Types of Primary Bone Cancer
Once a tumour is discovered in a person’s body after primarily test, sometimes it becomes a difficult task for the doctor to conclude whether it is primary or secondary type of cancer. It is vital for the consulting doctor to determine whether cancer is primary or secondary. If cancer cells start developing in the bone itself, it is known as primary (original) bone cancer. Though primary bone cancer is rare but it does happen in some of the cancer patients.
Diagnosis of Primary Bone Cancer
Mostly several tests are conducted to determine the exact location of the growth that is, to find out where the cancerous cells started to develop and grow. Using specialized diagnostic tests, a pathologist is often able to tell where the cancer cells came from.
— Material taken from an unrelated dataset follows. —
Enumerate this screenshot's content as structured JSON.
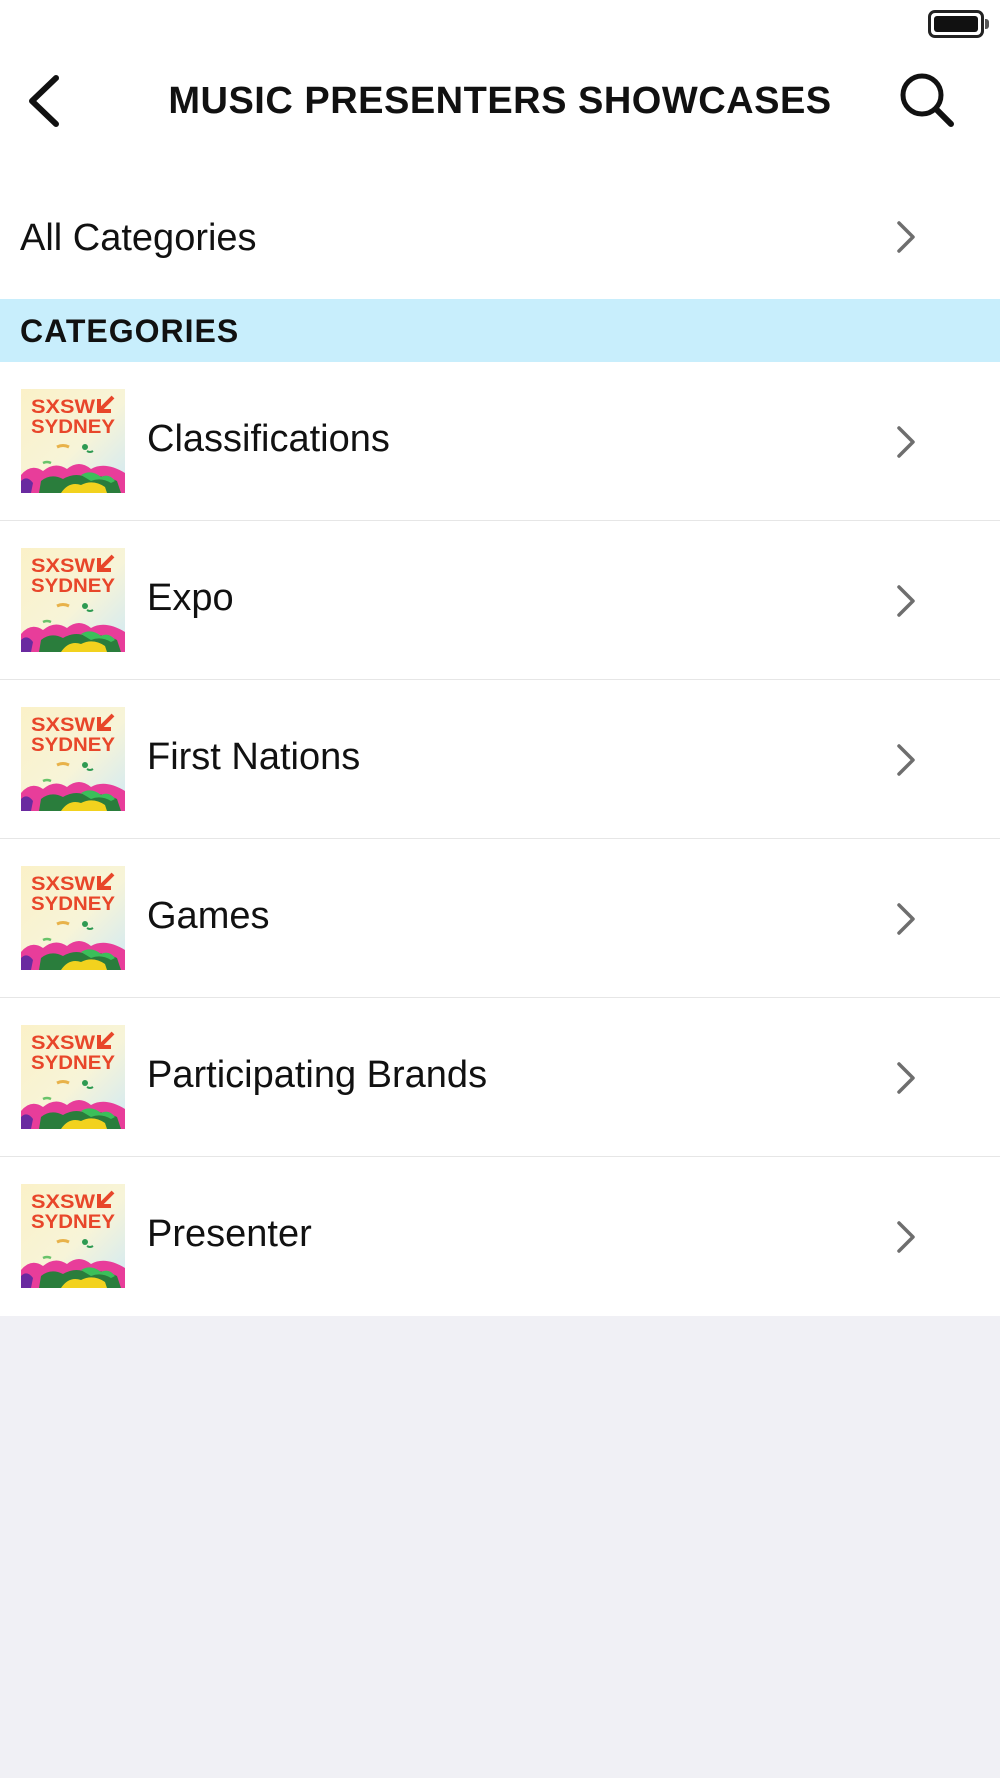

Markers or antigens found in or on the cancer cells can indicate the primary site of the cancer. Confirming the type, stage and grade of a particular cancer helps the doctors to decide the best kind of treatment.
There are two main possible reasons that makes it tough to diagnose a primary cancer.
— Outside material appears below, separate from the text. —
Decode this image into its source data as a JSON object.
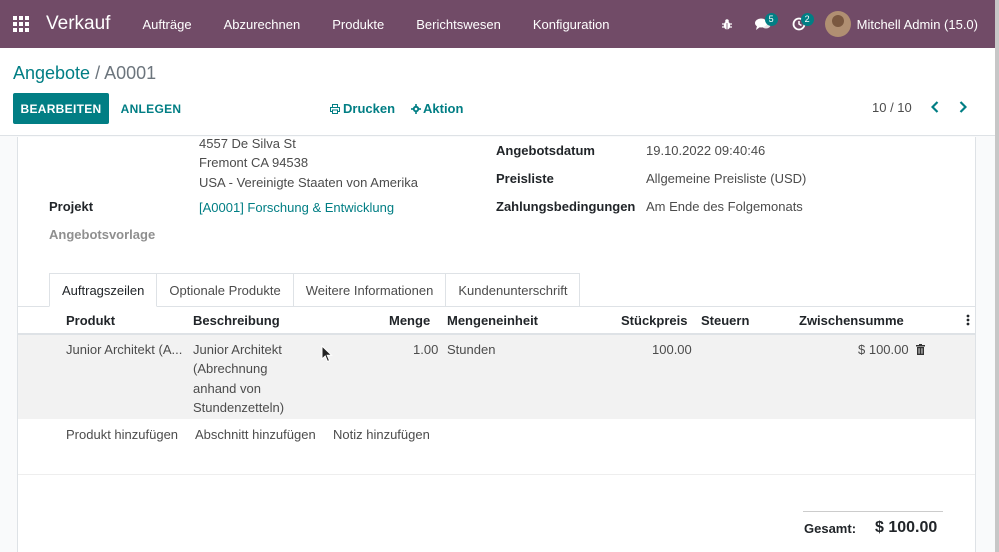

Firstly when the primary cancer spot is very small and cannot be seen in imaging test or may be hidden beside a larger secondary cancer.
The second possibility is when it might have disappeared, after it has spread to other parts of the body and the secondary cancer is still growing. This can sometimes happen if the body’s immune system has successfully got rid of it.
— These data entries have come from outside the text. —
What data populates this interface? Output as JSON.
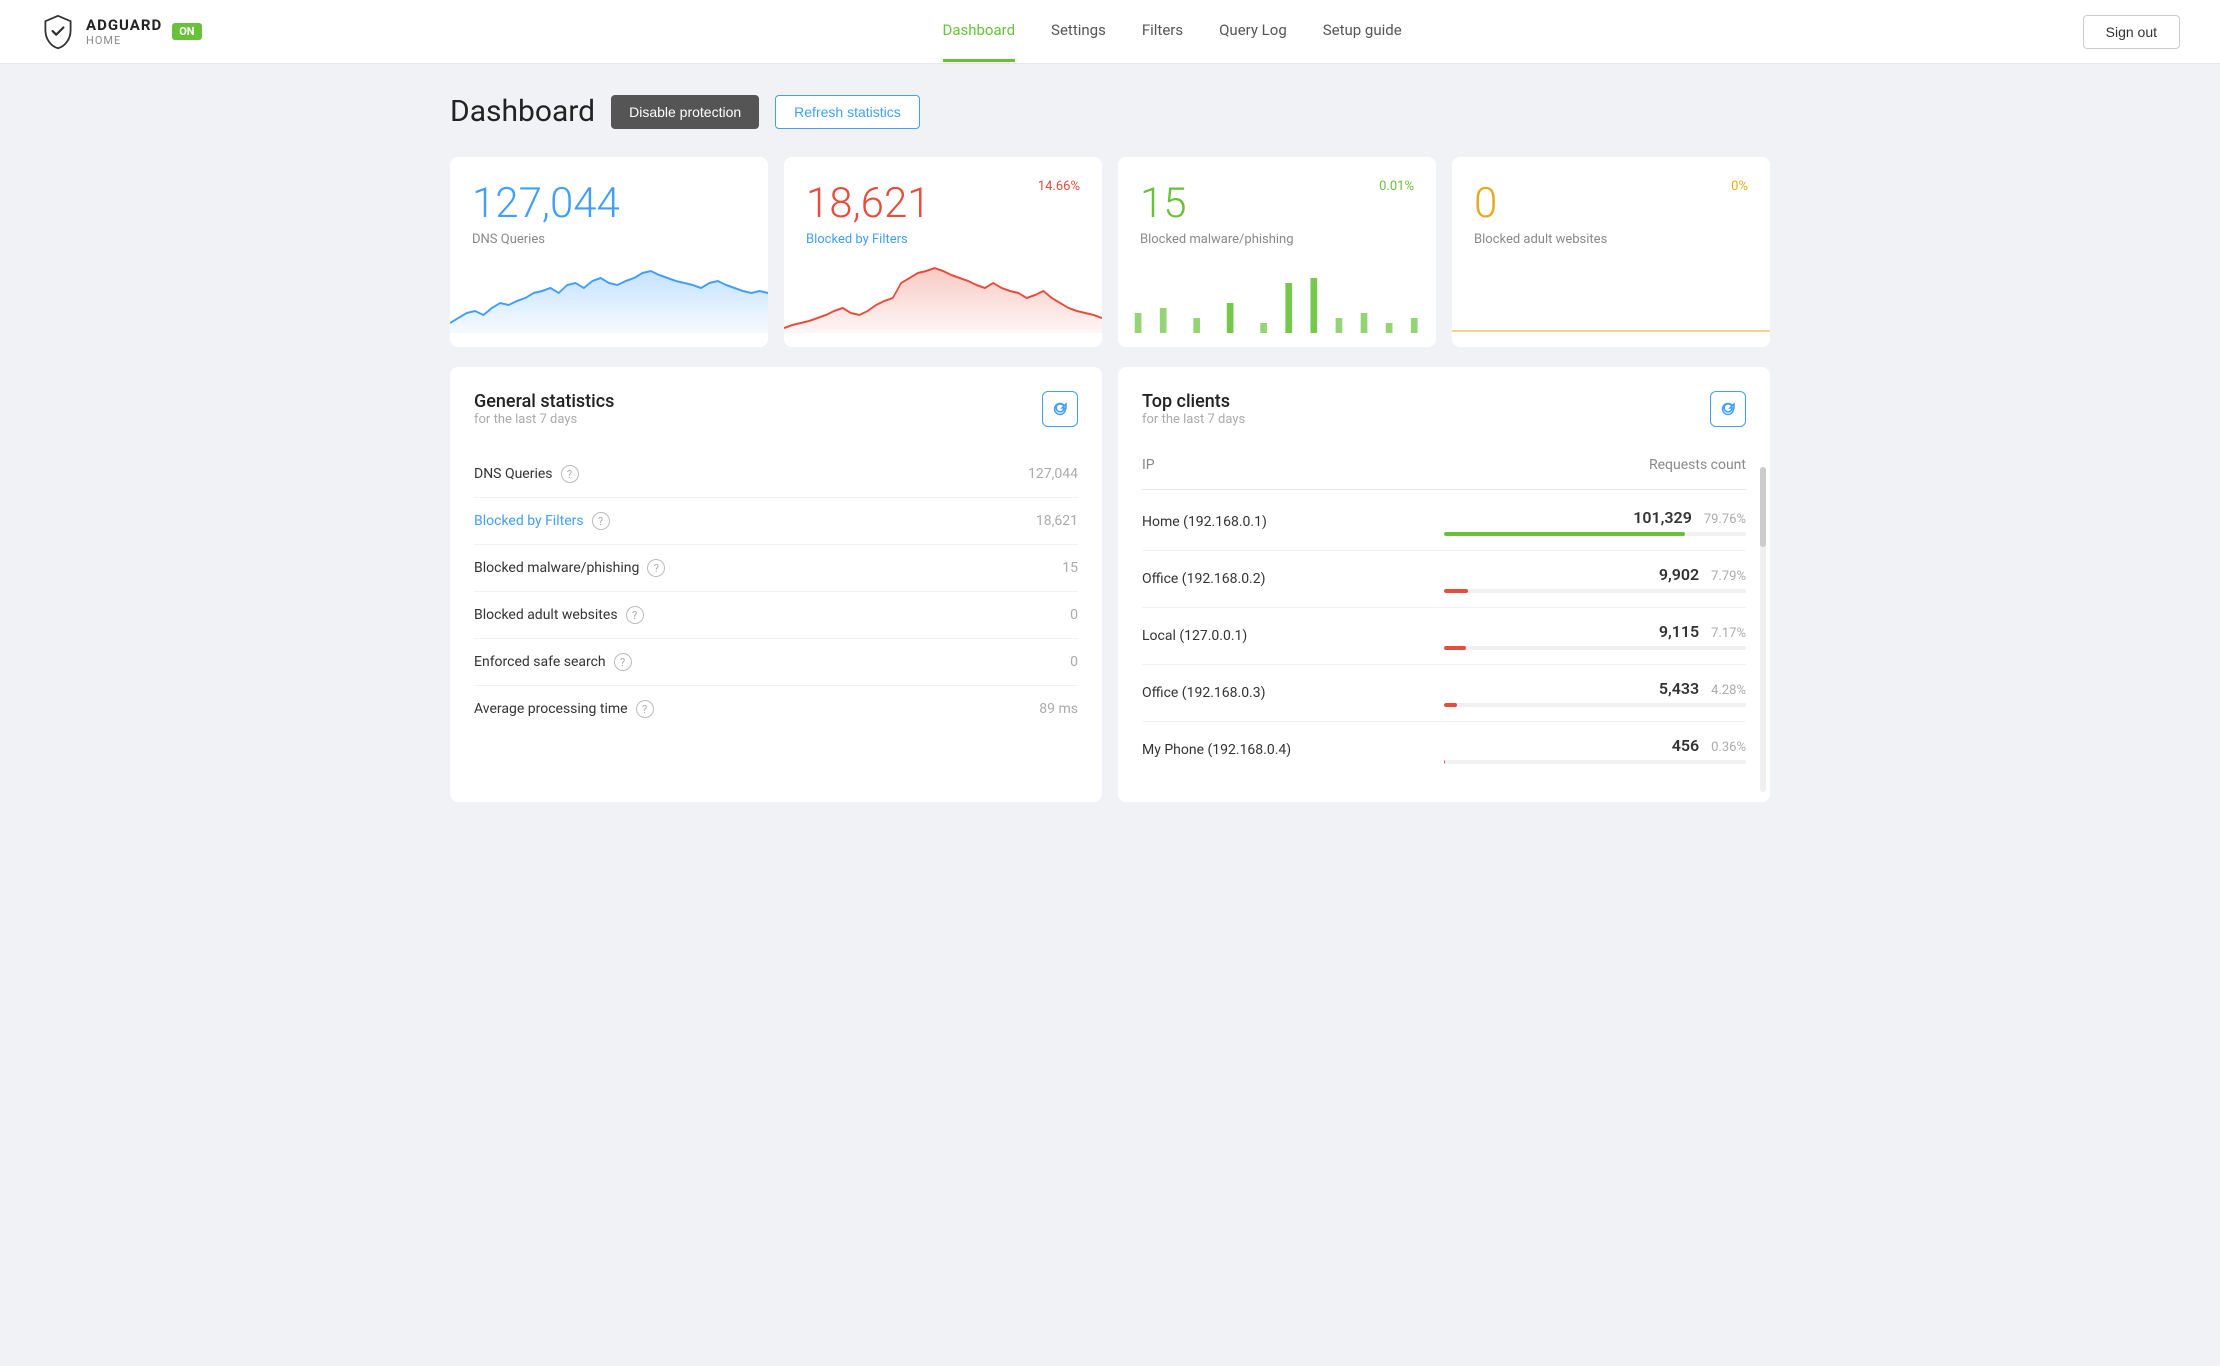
{
  "header": {
    "logo_name": "ADGUARD",
    "logo_sub": "HOME",
    "badge": "ON",
    "nav": [
      {
        "label": "Dashboard",
        "active": true
      },
      {
        "label": "Settings",
        "active": false
      },
      {
        "label": "Filters",
        "active": false
      },
      {
        "label": "Query Log",
        "active": false
      },
      {
        "label": "Setup guide",
        "active": false
      }
    ],
    "sign_out": "Sign out"
  },
  "page": {
    "title": "Dashboard",
    "btn_disable": "Disable protection",
    "btn_refresh": "Refresh statistics"
  },
  "stat_cards": [
    {
      "id": "dns-queries",
      "number": "127,044",
      "number_color": "blue",
      "percent": "",
      "percent_color": "",
      "label": "DNS Queries",
      "label_color": "",
      "chart_color": "#409eff",
      "chart_fill": "#ddeeff"
    },
    {
      "id": "blocked-filters",
      "number": "18,621",
      "number_color": "red",
      "percent": "14.66%",
      "percent_color": "red",
      "label": "Blocked by Filters",
      "label_color": "blue",
      "chart_color": "#e74c3c",
      "chart_fill": "#fde8e8"
    },
    {
      "id": "blocked-malware",
      "number": "15",
      "number_color": "green",
      "percent": "0.01%",
      "percent_color": "green",
      "label": "Blocked malware/phishing",
      "label_color": "",
      "chart_color": "#67c23a",
      "chart_fill": "#e8f8df"
    },
    {
      "id": "blocked-adult",
      "number": "0",
      "number_color": "yellow",
      "percent": "0%",
      "percent_color": "yellow",
      "label": "Blocked adult websites",
      "label_color": "",
      "chart_color": "#e6a817",
      "chart_fill": "#fdf3dc"
    }
  ],
  "general_stats": {
    "title": "General statistics",
    "subtitle": "for the last 7 days",
    "rows": [
      {
        "label": "DNS Queries",
        "value": "127,044",
        "is_link": false
      },
      {
        "label": "Blocked by Filters",
        "value": "18,621",
        "is_link": true
      },
      {
        "label": "Blocked malware/phishing",
        "value": "15",
        "is_link": false
      },
      {
        "label": "Blocked adult websites",
        "value": "0",
        "is_link": false
      },
      {
        "label": "Enforced safe search",
        "value": "0",
        "is_link": false
      },
      {
        "label": "Average processing time",
        "value": "89 ms",
        "is_link": false
      }
    ]
  },
  "top_clients": {
    "title": "Top clients",
    "subtitle": "for the last 7 days",
    "col_ip": "IP",
    "col_requests": "Requests count",
    "rows": [
      {
        "name": "Home (192.168.0.1)",
        "count": "101,329",
        "pct": "79.76%",
        "bar_pct": 79.76,
        "bar_color": "green"
      },
      {
        "name": "Office (192.168.0.2)",
        "count": "9,902",
        "pct": "7.79%",
        "bar_pct": 7.79,
        "bar_color": "red"
      },
      {
        "name": "Local (127.0.0.1)",
        "count": "9,115",
        "pct": "7.17%",
        "bar_pct": 7.17,
        "bar_color": "red"
      },
      {
        "name": "Office (192.168.0.3)",
        "count": "5,433",
        "pct": "4.28%",
        "bar_pct": 4.28,
        "bar_color": "red"
      },
      {
        "name": "My Phone (192.168.0.4)",
        "count": "456",
        "pct": "0.36%",
        "bar_pct": 0.36,
        "bar_color": "red"
      }
    ]
  }
}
Common Types of Primary Bone Cancer
It is also known as Osteogenic Sarcoma arises from osteoid tissue in the bone and is the second most common type of bone cancer. This tumour usually spread in the body where bones are most actively growing (growth plates), the lower end of the thighbone (femur), and the upper end of the lower leg bone (tibia), knee and upper arm bone (humerus) and pelvis.
Osteosarcoma occurs mostly in children and adolescents between the ages of 10 and 30 years.
50% of this tumour develops in or around the knee.
Chances of developing Osteosarcoma in people after 60 yrs are very less. It is quit exceptional in middle-aged people.
Osteosarcoma is seen more often in people with a history of Paget’s disease of the bone, retinoblastoma and previous radiation therapy.
There are several rare subtypes of osteosarcoma, including parosteal osteosarcoma periosteal osteosarcoma, peripheral conventional osteosarcoma, small cell osteosarcoma.
The second most common type of bone cancer starts in cartilage cells and is called chondrosarcoma. Cartilage pads the ends of bones and lines the joints.
Chondrosarcoma occurs most often in the pelvis (located between the hip bones), upper leg, and shoulder.
Middle-aged and older people are more likely to develop chondrosarcoma.
It occurs equally in males and females.
Most chondrosarcoma are low or intermediate grade.
3. Ewing Sarcoma
The Ewing Sarcoma Family of Tumours (ESFTs), is the third most common primary bone cancer which generally begins in the cavities of the bones where the bone marrow is produced (the medullary cavities). However this can also start in soft tissue (muscle, fat, fibrous tissue, blood vessels, or other supporting tissue).
ESFTs occur most commonly along the backbone, pelvis, legs, arms and the skull.
ESFTs mostly strikes adolescents and young adults.
Males are more likely to develop ESFTs than females.
ESFTs grow and spread rapidly.
Chemotherapy is given to all Ewing Sarcoma patents and mostly they respond well to the treatment.
4. Other Rare Malignant Bone Tumours
There are few other types of rare malignant bone tumours, including the following.
Fibrosarcoma and Malignant Fibrous Histiocytoma (MFH) of the bone most often develop in the long bones of the arms and legs and in the jaw. They occur most often in middle-aged and older adults.
Chordoma is another rare tumour. It tends to develop at the end of the spinal column, usually in the sacrum (middle of the base of the spine), tailbone or near the base of the skull. It is a slow-growing tumour. It does not usually spread to other bones but it can recur after treatment.